Kala-azar, or Visceral Leishmaniasis (VL), is a parasitic disease that poses a public health challenge in tropical and subtropical regions. The name “Kala-azar” translates to “black fever” in Hindi, referring to the darkening of the skin sometimes seen in affected individuals. Caused by a protozoan parasite, it is the second-largest parasitic killer worldwide, surpassed only by malaria. If left without medical intervention, the disease is associated with a fatality rate exceeding 95%. It is highly endemic in parts of East Africa, Brazil, and the Indian subcontinent, with an estimated 50,000 to 90,000 new cases occurring annually.
The Parasite and Transmission Cycle
The disease is primarily caused by the protozoan parasite Leishmania donovani, which is transmitted to humans through the bite of an infected female phlebotomine sand fly. The sand fly acts as the vector, requiring a blood meal to produce its eggs. During this feeding process, the insect can ingest the parasite from an infected human or animal reservoir.
Once inside the sand fly, the parasite multiplies and transforms into an infective stage, called the metacyclic promastigote, which then moves to the insect’s mouthparts. When the infected fly subsequently bites a new mammalian host, it regurgitates the parasites, along with its saliva, into the skin. The parasites then migrate and target internal organs, hosted within the macrophages of the human body. The geographical distribution of Kala-azar is linked to the habitat of the specific species of sand fly that transmits the parasite. In the Indian subcontinent, transmission is anthroponotic, meaning humans are the primary reservoir, while in other regions, animals like dogs or rodents can also maintain the parasite’s life cycle.
Recognizing the Signs and Diagnosis
The symptoms of Kala-azar often develop progressively over a period of weeks to months following the sand fly bite. The most characteristic signs are a prolonged, irregular fever that can persist for weeks and significant, unexplained weight loss. The parasite’s migration to the internal organs causes them to swell substantially.
A physical examination will often reveal splenomegaly (enlargement of the spleen) and hepatomegaly (enlargement of the liver). The infection damages the bone marrow, leading to pancytopenia, which includes progressive anemia, a low white blood cell count, and a low platelet count. The anemia contributes to fatigue and weakness, while the low white blood cell count compromises the immune system, making the patient susceptible to secondary infections.
Diagnosis begins with a clinical suspicion based on the characteristic signs and a patient’s travel history to an endemic area. Serological tests are frequently used in the field, particularly the rapid diagnostic test (RDT) based on the rK39 antigen, which detects circulating antibodies against the parasite. For definitive confirmation, a microscopic examination is performed to visualize the parasite’s amastigote form within tissue aspirates, such as those taken from the bone marrow or spleen. While splenic aspiration offers high diagnostic sensitivity, it is an invasive procedure that carries a risk of fatal bleeding and must be performed by experienced medical staff.
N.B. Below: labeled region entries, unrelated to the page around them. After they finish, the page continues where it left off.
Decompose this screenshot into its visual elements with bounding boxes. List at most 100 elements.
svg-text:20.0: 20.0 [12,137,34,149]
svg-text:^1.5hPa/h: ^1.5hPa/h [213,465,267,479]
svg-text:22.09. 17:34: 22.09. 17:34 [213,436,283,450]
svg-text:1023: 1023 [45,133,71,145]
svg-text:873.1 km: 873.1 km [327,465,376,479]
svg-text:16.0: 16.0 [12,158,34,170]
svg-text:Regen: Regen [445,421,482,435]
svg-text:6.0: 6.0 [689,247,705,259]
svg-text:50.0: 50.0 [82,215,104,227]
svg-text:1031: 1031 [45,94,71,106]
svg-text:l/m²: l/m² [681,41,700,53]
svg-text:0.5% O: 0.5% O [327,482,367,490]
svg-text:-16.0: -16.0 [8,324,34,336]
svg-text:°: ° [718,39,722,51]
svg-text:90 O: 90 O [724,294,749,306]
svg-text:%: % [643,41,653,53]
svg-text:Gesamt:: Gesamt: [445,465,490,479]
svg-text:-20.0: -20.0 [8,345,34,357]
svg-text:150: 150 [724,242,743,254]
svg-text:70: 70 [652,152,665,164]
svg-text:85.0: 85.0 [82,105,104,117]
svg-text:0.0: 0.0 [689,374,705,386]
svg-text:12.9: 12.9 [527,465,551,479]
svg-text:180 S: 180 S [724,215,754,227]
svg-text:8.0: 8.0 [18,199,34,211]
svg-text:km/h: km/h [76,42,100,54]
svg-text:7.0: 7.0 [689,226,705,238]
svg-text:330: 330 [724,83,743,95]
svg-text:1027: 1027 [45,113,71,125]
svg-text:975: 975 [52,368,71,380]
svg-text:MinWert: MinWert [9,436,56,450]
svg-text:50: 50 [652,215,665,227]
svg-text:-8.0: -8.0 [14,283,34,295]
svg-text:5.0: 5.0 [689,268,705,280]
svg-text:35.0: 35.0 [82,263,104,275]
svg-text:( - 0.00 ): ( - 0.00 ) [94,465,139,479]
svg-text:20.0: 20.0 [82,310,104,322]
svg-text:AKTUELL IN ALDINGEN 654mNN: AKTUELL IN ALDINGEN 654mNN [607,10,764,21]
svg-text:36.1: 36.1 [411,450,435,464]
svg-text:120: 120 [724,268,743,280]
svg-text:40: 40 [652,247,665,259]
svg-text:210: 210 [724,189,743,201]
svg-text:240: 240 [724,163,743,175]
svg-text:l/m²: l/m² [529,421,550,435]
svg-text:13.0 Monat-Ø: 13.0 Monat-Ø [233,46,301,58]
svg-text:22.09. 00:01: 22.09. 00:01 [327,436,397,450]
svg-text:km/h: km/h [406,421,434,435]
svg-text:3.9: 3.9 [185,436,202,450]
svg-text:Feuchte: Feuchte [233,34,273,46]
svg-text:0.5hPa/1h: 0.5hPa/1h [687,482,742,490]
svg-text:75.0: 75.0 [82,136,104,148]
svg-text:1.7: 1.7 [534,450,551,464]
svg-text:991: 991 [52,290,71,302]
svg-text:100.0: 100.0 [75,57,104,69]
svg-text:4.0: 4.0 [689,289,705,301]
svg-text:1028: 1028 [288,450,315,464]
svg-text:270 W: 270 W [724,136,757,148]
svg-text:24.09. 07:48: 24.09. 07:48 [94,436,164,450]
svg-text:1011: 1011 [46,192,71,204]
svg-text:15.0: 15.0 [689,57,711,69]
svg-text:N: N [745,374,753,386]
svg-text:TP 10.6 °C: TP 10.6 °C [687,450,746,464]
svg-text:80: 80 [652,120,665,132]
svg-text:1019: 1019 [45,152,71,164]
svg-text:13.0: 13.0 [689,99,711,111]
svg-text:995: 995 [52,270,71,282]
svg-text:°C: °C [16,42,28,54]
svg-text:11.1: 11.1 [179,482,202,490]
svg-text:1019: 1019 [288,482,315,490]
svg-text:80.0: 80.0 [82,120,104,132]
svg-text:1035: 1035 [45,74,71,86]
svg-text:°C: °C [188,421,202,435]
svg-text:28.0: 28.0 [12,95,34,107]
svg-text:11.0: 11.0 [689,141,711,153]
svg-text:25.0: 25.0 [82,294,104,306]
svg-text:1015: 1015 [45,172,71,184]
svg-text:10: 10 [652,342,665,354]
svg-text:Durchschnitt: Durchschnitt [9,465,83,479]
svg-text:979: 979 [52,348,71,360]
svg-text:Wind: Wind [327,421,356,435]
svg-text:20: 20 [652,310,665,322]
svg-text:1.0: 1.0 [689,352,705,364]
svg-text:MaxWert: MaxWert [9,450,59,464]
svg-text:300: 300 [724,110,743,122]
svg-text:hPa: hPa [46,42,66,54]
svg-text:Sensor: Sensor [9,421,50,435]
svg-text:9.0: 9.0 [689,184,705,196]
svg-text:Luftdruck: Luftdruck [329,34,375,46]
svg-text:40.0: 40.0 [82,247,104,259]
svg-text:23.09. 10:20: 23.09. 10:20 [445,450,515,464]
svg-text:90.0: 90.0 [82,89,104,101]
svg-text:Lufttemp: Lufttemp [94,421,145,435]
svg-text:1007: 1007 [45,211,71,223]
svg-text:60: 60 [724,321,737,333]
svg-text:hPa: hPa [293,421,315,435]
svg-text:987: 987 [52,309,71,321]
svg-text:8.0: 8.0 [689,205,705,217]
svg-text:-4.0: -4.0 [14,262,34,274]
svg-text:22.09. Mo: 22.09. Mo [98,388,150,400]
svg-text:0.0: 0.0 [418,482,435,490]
Treatment Pathways and Recovery
Prompt treatment is necessary for recovery, as the disease is nearly always fatal without intervention. The specific drugs used can vary based on the geographic region, the species of parasite, and the prevalence of drug resistance. Current first-line therapies often involve injectable liposomal amphotericin B, which is highly effective and generally administered in a single-dose regimen in some endemic areas.
Other treatment options include the oral drug miltefosine and the injectable drug paromomycin, which may be used individually or in combination regimens. Treatment often requires hospitalization for proper administration of injectable medications and monitoring for adverse effects. The duration of therapy can range from a single infusion to courses lasting several weeks, depending on the drug and the patient’s condition.
Even after successful treatment, a subset of patients, particularly those in the Indian subcontinent and East Africa, may develop a complication called Post-Kala-azar Dermal Leishmaniasis (PKDL). PKDL manifests as a rash of macular, papular, or nodular lesions on the skin, often appearing months to years after the initial infection has resolved. Although not typically life-threatening, PKDL lesions act as a reservoir for the parasite, making the affected individual a potential source of transmission.
Prevention and Control Strategies
Control efforts for Kala-azar focus on a multi-pronged approach that targets the parasite, the vector, and the human host. A core strategy is the early diagnosis and prompt treatment of all cases, including PKDL, which reduces the human reservoir and breaks the transmission cycle. Public health campaigns concentrate on active case finding in endemic villages to identify and treat infected individuals who might otherwise go undiagnosed.
Vector control measures are important to minimize contact between the sand fly and humans. Indoor Residual Spraying (IRS) involves applying insecticides to the inner walls of homes and cattle sheds, where the sand flies rest. This has proven effective in reducing the sand fly population and halting transmission in elimination programs. Using long-lasting insecticide-treated bed nets (LLINs) is a practical and effective measure, especially since sand flies are most active during the night. Other behavioral changes include limiting outdoor activities during the peak biting hours of the sand fly, which typically occur from dusk to dawn.